Stanford Health Care è pioniere nell’integrazione dell’intelligenza artificiale (AI) per semplificare le attività amministrative, consentendo ai medici di dedicare più tempo e attenzione alla cura diretta dei pazienti. L’obiettivo: eliminare l’attrito tra medici e pazienti creato da un’eccessiva burocrazia e documentazione. Questo cambiamento non riguarda la sostituzione dei medici; si tratta di liberarli dai fardelli che sminuiscono la missione fondamentale della medicina.
L’onere della documentazione
Per decenni, i professionisti del settore medico hanno lottato con le crescenti richieste di cartelle cliniche elettroniche (EHR). Sebbene vitali per scopi legali, di conformità e di fatturazione, questi sistemi spesso costringono i medici a dedicare molto tempo a riassumere note, navigare in database complessi e soddisfare requisiti amministrativi. La conseguenza è una minore quantità di tempo trascorso faccia a faccia con i pazienti e un aumento del rischio di burnout. Secondo Christopher Sharp, responsabile delle informazioni mediche presso lo Stanford University Medical Center, la soluzione sta nello sfruttare l’intelligenza artificiale per automatizzare questi noiosi processi.

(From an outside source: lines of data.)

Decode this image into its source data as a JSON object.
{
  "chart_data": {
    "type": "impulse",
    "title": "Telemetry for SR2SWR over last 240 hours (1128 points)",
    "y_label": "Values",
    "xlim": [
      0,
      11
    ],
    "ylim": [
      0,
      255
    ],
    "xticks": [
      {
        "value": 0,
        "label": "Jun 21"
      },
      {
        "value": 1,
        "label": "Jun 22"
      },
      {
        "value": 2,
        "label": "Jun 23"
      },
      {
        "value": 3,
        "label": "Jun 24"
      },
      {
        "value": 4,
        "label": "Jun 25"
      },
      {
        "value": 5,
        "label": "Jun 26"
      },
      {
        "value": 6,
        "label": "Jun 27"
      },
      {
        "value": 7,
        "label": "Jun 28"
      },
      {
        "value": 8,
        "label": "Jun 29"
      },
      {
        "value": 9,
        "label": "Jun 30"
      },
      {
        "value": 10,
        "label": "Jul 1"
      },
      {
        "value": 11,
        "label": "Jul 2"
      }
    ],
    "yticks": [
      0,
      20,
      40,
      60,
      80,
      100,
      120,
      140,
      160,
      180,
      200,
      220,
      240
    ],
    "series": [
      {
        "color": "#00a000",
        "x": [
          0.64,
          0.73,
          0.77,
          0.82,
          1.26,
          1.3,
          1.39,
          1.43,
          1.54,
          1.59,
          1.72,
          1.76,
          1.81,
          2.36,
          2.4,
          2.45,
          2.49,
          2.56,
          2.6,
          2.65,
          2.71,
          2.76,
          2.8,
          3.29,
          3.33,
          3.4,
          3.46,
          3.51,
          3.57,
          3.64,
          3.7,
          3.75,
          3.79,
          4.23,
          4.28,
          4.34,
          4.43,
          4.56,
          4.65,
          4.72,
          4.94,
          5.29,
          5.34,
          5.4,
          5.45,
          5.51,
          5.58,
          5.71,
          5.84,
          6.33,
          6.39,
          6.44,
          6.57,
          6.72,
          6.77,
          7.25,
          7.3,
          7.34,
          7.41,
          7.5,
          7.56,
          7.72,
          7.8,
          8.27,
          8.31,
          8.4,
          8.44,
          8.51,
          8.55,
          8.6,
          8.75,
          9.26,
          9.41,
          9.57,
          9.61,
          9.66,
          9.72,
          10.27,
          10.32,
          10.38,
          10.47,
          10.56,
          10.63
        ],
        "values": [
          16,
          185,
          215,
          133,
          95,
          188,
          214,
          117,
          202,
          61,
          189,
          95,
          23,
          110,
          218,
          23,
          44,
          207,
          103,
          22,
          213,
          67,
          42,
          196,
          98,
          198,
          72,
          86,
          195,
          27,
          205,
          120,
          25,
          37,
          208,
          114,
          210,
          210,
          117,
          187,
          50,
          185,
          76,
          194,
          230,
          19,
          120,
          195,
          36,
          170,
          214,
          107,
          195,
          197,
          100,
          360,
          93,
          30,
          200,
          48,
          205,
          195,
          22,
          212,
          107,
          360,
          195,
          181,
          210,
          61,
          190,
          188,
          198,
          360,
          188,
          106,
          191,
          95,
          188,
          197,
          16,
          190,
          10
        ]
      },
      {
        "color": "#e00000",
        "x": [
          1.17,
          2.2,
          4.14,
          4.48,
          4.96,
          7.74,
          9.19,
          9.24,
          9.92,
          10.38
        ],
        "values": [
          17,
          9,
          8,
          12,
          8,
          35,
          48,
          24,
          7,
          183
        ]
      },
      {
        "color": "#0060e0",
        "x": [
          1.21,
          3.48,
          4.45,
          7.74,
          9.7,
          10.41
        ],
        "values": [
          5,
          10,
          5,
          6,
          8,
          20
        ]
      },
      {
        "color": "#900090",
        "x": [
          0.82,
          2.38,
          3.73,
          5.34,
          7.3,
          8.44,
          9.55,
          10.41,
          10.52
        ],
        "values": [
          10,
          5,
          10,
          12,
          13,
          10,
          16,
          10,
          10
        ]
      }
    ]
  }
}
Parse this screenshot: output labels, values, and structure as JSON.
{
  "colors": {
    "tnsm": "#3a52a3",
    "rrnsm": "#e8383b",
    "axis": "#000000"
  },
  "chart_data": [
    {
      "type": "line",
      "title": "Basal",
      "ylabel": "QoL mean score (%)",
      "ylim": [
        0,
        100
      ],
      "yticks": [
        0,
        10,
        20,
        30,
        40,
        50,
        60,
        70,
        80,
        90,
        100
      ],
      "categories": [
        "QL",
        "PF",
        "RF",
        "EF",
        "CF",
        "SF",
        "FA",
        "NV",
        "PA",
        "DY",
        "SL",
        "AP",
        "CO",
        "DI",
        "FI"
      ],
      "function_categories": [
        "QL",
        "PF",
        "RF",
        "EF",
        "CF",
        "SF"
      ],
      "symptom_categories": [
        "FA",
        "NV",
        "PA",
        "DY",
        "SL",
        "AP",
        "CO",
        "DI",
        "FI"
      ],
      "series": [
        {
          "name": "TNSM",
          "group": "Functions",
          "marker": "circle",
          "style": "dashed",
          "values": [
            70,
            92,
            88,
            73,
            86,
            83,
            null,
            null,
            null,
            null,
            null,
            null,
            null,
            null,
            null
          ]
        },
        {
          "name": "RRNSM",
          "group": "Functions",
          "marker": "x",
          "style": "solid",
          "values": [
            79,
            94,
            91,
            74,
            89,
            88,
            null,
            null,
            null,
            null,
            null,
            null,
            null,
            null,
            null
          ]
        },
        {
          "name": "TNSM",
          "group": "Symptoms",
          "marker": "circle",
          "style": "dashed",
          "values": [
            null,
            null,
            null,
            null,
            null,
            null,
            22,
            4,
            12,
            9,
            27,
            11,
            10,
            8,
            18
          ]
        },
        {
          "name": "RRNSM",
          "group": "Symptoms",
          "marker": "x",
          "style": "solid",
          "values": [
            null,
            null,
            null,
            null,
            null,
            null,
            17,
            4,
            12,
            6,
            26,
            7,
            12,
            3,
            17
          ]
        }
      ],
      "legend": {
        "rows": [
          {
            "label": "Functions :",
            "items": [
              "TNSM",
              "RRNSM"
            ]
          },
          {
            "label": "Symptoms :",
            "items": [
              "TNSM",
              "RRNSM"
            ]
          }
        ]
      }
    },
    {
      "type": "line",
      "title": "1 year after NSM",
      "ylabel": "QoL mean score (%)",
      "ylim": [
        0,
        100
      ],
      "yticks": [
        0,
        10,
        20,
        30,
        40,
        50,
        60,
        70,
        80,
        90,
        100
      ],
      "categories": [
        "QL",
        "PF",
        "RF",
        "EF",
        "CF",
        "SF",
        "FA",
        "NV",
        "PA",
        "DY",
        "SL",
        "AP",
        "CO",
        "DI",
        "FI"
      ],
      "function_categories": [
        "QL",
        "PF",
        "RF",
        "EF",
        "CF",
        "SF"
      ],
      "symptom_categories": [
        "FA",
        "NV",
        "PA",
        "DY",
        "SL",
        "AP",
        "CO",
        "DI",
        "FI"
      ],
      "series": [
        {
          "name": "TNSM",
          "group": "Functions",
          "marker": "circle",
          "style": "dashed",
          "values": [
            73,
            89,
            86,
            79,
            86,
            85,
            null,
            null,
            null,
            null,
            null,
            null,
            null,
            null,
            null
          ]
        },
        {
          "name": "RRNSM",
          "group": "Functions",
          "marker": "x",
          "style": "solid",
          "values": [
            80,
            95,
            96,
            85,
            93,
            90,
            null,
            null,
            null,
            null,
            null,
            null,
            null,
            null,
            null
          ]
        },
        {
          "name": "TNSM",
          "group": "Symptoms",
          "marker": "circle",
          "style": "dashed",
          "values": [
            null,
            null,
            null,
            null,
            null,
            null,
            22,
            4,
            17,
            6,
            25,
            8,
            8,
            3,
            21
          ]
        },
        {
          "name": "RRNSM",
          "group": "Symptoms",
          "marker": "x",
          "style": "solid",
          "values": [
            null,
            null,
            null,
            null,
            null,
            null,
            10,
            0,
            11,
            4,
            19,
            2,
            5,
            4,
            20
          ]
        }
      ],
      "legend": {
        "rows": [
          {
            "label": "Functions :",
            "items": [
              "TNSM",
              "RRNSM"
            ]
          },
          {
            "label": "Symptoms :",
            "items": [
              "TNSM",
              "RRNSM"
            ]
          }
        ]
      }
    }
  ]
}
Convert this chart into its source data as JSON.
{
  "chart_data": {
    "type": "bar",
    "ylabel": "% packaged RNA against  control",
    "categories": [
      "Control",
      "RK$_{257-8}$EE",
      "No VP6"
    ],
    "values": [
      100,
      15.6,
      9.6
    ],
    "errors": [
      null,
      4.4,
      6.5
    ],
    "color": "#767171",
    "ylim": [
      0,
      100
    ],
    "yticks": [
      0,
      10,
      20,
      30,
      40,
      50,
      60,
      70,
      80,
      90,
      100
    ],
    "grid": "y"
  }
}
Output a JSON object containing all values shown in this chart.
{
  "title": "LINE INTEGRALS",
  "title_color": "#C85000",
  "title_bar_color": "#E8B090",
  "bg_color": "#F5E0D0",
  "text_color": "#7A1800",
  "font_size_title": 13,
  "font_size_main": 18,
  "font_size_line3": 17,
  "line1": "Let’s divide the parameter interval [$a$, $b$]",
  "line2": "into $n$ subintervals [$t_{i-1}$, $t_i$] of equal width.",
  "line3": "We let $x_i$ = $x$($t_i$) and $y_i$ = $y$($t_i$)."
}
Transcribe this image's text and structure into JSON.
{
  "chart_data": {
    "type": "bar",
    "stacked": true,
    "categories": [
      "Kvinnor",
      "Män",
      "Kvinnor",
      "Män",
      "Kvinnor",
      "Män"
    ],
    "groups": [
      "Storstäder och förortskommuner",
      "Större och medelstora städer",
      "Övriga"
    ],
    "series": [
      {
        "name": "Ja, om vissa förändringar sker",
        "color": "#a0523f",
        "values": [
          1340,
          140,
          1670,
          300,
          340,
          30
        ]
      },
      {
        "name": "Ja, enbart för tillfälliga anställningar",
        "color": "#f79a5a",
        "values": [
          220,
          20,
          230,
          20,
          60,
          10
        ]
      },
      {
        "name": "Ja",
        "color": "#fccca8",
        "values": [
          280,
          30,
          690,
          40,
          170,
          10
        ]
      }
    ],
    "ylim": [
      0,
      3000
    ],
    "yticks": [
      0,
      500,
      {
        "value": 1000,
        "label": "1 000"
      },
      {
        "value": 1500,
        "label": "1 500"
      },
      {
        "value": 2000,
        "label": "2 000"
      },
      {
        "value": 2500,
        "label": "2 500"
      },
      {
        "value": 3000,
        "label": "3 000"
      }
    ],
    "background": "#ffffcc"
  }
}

Strumenti basati sull’intelligenza artificiale in azione
Stanford sta implementando diversi strumenti basati sull’intelligenza artificiale per affrontare questo problema. Un’applicazione chiave è il riepilogo automatizzato delle cartelle cliniche dei pazienti, che può raccogliere istantaneamente le informazioni provenienti da vari reparti – cardiologia, urologia, neurologia – in una panoramica concisa. Ciò elimina la necessità di rivedere manualmente i grafici, un’attività storicamente dispendiosa in termini di tempo.
Un altro strumento, ChatEHR, fornisce ai medici un’interfaccia conversazionale per interrogare i dati dei pazienti. Invece di scavare tra i file, i medici possono semplicemente porre domande e ricevere risposte, complete di citazioni per la verifica. Ciò è particolarmente utile per identificare i pazienti idonei a percorsi di cura specifici, come il triage nelle unità di minore gravità, che ora può essere effettuato in pochi minuti invece che in ore.
Scribi dell’IA ambientale: una svolta
Forse l’implementazione di maggior impatto è rappresentata dagli scribi dell’intelligenza artificiale ambientale. Questi sistemi ascoltano le conversazioni medico-paziente e generano riassunti medici in tempo reale. La tecnologia filtra i dettagli irrilevanti (come gli aneddoti personali) per concentrarsi esclusivamente su informazioni clinicamente significative. L’adozione è stata rapida, con i medici che hanno segnalato una riduzione del carico cognitivo e un miglioramento del benessere. Pur non aumentando necessariamente l’efficienza in termini di tempo totale impiegato, l’intelligenza artificiale riduce lo sforzo mentale della documentazione manuale.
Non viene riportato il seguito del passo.